Dr. Miguel Garcia-Winder
IICA Representative in the USA and as Head of the Center for Strategic Analysis for Agriculture
Miguel Garcia-Winder holds a BSc. in agronomy with a major in animal production from the National School of Agriculture, an MSc. in Animal Science from the University of Nebraska and a Ph. D in Reproductive Physiology from West Virginia University. During his professional career, Miguel has occupied diverse positions with government, education, private industry and international organizations.
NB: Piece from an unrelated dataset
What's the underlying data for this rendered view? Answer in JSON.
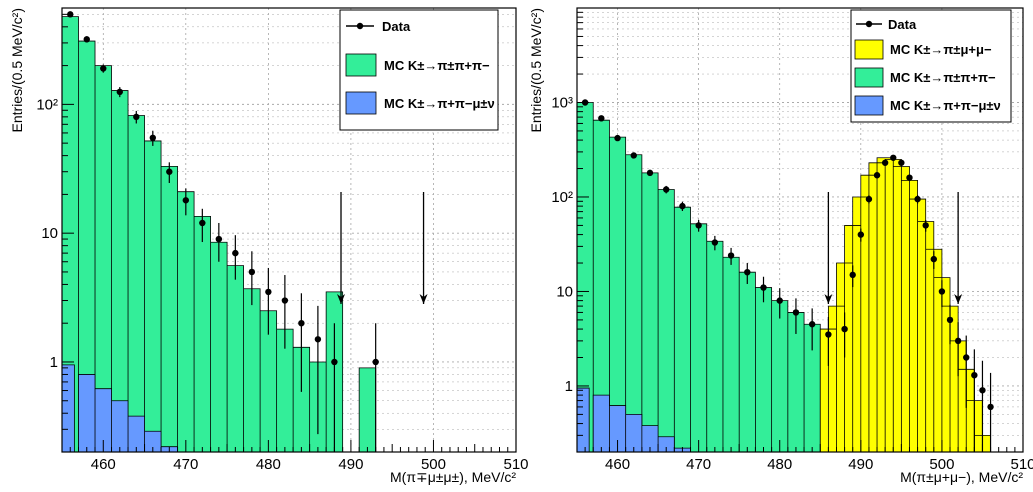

Since joining IICA in 2002, he has served as Director for Agribusiness and Trade, Director for Agribusiness and Commercialization and currently he serves as the Institute Representative in the USA and as Head of the Center for Strategic Analysis for Agriculture. He has published more than 40 papers in referenced journals and has also served in several national and international organization and has represented IICA in diverse international fora. His current professional interest center in the area of food and nutrition security, animal production and its contribution to sustainability and poverty reduction, youth in agriculture, and the development of a competitive agricultural sector capable of improving living condition and reducing social inequalities. During his career, Miguel has received several recognitions for his work in agriculture and animal production.